François La Rochefoucald

Ponto de vista por Isabella Swan – Cinco meses, vinte e nove dias e duas horas após a partida de Edward.

—Vocês estão esquecendo o que realmente importa na relação de vocês. Agatha, não importa o que a vizinha pensa ou deixa de pensar sobre o seu casamento com August. Você está feliz do jeito que está agora? –Minha paciente acenou com a cabeça em afirmativa. –Pois então. Ser feliz é o que realmente importa e, bem, se me permite dizer, vocês dois me parecem realizados.

O casal sorriu para mim, e meu interior se encheu de satisfação por dentro. Aquele era um caso complicado, que eu tentava resolver há quase dois anos. Apesar de os dois serem jovens no quesito idade, eram velhos no quesito casamento. Casaram-se aos dezesseis anos, obrigados pelos pais por conta de uma gravidez não planejada. Eles realmente se amavam, mas o desgaste dos anos e a falta de liberdade desde muito cedo fez com que os dois não se reconhecessem mais e, consequentemente, não se conectassem mais, nem um com o outro, nem com eles mesmos. Nada pude fazer para que isso fosse melhorado e, com o passar do tempo, pararam de vir ao meu consultório. Após várias brigas, ele saiu de casa. Agatha iniciou um curso na faculdade, fez amigos; August refez suas amizades antigas, arranjou novas, e havia até trocado de emprego. No meio de tudo isso, encontraram-se e combinaram de sair novamente, como antigamente: encontros leves e divertidos, sem preocupações com o dia seguinte. Perceberam, assim, que ainda se amavam: voltaram a namorar, mas não a morar juntos. Acreditavam ser melhor assim.

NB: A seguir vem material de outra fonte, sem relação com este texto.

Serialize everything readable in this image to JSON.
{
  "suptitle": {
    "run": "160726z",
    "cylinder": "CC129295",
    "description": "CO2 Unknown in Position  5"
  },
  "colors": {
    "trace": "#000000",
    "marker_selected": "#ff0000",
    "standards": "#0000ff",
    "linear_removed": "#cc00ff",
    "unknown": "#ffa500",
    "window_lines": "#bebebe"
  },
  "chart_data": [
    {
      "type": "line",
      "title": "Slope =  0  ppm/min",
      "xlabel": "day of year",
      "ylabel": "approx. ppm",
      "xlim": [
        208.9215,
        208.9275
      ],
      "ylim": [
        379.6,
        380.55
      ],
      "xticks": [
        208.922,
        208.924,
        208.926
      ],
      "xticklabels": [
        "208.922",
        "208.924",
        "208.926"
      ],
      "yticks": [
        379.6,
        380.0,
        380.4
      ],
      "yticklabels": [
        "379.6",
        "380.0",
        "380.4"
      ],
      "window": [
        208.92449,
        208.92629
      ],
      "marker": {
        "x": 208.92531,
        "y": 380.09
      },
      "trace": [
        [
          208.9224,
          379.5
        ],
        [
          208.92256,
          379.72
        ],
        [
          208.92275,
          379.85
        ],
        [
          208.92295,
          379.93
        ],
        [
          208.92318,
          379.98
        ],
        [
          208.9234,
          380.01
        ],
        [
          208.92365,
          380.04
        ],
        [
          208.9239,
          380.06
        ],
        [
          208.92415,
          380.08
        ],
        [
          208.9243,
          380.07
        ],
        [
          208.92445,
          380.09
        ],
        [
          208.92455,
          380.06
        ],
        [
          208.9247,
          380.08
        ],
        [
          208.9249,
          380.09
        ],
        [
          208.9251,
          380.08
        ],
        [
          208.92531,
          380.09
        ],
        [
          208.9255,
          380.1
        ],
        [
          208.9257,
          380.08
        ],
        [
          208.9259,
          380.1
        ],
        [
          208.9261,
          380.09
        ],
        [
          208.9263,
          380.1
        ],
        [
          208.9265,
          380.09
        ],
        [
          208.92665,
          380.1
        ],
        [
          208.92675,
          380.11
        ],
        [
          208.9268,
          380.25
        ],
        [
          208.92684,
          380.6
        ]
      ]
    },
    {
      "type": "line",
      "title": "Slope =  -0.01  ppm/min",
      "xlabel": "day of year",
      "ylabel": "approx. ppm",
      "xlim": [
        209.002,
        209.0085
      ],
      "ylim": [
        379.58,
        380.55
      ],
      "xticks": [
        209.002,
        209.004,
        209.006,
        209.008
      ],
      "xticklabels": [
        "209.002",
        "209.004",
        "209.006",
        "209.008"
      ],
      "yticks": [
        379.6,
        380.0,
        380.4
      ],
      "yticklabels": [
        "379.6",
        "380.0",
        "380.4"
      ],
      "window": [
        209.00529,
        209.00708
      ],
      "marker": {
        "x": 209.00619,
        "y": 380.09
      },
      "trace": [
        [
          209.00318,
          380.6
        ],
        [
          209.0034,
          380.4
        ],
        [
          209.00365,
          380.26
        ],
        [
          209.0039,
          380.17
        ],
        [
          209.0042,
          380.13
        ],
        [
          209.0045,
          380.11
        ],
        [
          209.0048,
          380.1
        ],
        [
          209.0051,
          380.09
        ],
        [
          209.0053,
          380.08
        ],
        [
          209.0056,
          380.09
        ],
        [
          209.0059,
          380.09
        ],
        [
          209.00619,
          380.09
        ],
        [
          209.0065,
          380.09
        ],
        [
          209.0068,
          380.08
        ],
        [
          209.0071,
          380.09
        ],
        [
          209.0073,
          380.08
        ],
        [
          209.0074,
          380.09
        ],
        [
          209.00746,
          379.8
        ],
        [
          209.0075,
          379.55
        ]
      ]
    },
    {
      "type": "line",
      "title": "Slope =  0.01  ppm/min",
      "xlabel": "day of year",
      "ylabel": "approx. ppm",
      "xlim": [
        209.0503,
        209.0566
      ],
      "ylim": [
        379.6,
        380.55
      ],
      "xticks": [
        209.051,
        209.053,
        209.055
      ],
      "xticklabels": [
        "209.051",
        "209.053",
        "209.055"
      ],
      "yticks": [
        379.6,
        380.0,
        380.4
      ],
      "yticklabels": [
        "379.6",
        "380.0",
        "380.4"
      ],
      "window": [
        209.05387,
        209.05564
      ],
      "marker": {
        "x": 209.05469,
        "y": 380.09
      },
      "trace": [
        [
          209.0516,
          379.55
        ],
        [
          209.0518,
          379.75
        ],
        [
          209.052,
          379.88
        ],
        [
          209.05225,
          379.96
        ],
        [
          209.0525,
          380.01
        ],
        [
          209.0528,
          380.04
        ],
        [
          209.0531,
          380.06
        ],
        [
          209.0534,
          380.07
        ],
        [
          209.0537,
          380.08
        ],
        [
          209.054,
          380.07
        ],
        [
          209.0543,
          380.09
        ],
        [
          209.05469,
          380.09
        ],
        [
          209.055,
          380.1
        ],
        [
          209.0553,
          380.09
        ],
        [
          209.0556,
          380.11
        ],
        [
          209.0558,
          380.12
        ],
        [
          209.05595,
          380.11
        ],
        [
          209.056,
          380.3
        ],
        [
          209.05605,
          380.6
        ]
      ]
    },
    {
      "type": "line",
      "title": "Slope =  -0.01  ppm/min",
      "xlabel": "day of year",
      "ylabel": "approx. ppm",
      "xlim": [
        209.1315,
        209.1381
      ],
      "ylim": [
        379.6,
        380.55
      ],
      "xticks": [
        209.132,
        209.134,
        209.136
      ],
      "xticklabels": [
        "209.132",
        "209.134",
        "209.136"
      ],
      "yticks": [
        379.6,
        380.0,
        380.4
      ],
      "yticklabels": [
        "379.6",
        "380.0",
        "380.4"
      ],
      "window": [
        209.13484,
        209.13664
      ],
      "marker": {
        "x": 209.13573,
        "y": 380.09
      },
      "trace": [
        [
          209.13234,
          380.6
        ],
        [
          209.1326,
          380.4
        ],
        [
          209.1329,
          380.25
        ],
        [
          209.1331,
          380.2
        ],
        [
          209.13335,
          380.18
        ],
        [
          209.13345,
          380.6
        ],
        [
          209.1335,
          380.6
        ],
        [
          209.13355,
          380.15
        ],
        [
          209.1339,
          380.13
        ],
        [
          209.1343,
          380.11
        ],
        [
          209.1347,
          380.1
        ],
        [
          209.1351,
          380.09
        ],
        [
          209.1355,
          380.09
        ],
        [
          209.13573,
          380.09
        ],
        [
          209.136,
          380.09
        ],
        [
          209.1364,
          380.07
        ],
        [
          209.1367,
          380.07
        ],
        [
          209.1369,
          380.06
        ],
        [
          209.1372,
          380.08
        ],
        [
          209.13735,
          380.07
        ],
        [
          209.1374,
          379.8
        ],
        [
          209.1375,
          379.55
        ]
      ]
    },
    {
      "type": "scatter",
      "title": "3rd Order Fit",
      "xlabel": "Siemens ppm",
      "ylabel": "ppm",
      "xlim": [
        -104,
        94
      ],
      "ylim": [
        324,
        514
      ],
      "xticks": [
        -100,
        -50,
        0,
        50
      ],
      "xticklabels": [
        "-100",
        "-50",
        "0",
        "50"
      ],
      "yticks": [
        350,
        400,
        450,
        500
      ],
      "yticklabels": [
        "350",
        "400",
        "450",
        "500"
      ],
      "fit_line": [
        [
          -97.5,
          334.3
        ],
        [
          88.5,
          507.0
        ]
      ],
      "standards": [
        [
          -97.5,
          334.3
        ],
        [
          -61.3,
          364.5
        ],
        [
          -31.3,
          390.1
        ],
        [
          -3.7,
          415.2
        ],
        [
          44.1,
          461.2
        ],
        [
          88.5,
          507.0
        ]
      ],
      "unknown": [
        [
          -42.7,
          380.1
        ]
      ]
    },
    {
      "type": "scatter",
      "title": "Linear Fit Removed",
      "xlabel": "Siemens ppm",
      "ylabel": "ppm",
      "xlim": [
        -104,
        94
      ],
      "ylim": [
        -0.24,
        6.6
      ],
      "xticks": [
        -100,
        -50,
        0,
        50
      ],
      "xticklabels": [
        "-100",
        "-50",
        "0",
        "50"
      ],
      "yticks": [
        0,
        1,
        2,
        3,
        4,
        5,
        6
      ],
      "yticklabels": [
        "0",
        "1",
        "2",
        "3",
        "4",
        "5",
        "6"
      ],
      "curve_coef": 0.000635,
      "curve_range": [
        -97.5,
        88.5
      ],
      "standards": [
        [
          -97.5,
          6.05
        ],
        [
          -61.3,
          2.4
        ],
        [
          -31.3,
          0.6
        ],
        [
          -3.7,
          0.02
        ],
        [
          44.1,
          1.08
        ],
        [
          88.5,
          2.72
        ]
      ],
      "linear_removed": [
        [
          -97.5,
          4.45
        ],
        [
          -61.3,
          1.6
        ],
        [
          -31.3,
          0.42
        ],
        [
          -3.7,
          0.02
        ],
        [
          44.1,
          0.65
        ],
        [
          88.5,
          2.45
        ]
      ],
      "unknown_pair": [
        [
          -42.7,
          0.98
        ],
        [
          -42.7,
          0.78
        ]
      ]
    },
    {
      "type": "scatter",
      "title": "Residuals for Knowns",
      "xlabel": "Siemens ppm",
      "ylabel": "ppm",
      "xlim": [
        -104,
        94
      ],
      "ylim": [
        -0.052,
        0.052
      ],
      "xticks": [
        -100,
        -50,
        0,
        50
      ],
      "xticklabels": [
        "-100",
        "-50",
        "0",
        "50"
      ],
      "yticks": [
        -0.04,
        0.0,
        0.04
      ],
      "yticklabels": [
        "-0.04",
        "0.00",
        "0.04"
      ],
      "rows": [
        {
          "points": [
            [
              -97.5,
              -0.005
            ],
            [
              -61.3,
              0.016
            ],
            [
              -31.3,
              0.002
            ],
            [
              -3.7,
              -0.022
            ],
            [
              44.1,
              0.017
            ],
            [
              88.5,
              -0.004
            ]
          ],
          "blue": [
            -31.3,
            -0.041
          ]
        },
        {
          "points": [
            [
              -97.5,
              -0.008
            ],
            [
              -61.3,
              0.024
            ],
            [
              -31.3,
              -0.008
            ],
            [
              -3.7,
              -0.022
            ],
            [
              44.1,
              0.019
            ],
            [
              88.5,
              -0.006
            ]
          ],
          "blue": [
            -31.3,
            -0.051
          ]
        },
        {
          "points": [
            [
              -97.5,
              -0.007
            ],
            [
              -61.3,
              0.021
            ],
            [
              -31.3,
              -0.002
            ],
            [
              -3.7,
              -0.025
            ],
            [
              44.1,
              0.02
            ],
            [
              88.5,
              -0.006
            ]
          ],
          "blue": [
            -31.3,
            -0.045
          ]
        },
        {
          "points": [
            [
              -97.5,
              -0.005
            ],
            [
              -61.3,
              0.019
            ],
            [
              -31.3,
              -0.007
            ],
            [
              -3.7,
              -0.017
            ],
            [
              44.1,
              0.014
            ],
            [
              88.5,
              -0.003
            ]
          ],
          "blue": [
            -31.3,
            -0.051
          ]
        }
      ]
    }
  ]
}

Voltaram às sessões de casal no meu consultório, e encorajei-os a manter o que criaram entre os dois. Agora, Agatha, em sua última sessão, parecia preocupada com o que uma vizinha fofoqueira espalhava dela pelo bairro.

—Obrigada, Dra. Swan. Eu realmente estou. Tenho momentos ótimos com o homem que sempre amei. –Eles se olharam e sorriram um para o outro. –Sem perder minha liberdade. Eu acho que era o que faltava, sabe? Ter uma vida com o August, claro, mas não ter uma vida girando ao redor dele. Esse tempo que nos mantemos afastados fez toda a diferença.

Eu concordava, de verdade. Via esse exemplo muito nítido em Edward. Eu fiquei triste com sua partida? Sem dúvidas. Eu queria que ele morasse mais perto? Claro que sim. Porém, eu sabia que era necessário, pois a vida dele não era, e eu nem queria que fosse, voltada apenas para mim. Lá, em Harvard, ele tinha uma vida. Fez amizade com alguns colegas, alguns professores; estudava bastante, e fazia exercícios físicos diariamente com um amigo e o cachorro desse amigo. Eu, tinha a minha família aqui: encontrava-me com Mandy toda a sexta para comermos algo e vermos algum filme; encontrava-me com Rose todo o sábado para qualquer passeio que surgisse e, no domingo, eu e Tanya costumávamos ir ao parque com seu filho tomar um sol. Isso pode soar surpreendente, mas ela se mostrou uma ótima amiga e, por algum motivo, ela achava o mesmo de mim. Uma vez por mês, eu e James nos encontrávamos para colocar as conversas em dia, porque antes de ele ter sido meu namorado, foi (e continua sendo) meu melhor amigo. Edward estava bem com isso, eu estava bem com isso. Resumindo: apesar da distância e da saudade enorme, estávamos ótimos, e lidando com a situação da melhor maneira possível.

—Que ótimo! Afinal, é por isso que estou dando “alta” para vocês dois. Já possuem condições de cuidarem um do outro sozinhos novamente. –Eu ri, e eles me acompanharam, achando graça em minha brincadeira boba. –Eu fico feliz por vocês terem, finalmente, se acertado, independente da forma em que isso ocorreu. Ninguém além de vocês dois tem algo a ver com isso. Lembrem-se sempre!

Os dois saíram de meu consultório de mãos dadas, rindo um para o outro, felizes. Eu tive uma sensação plena, um sentimento de trabalho cumprido, finalmente. Eu amava o meu trabalho, ainda mais quando o retorno era assim tão gratificante.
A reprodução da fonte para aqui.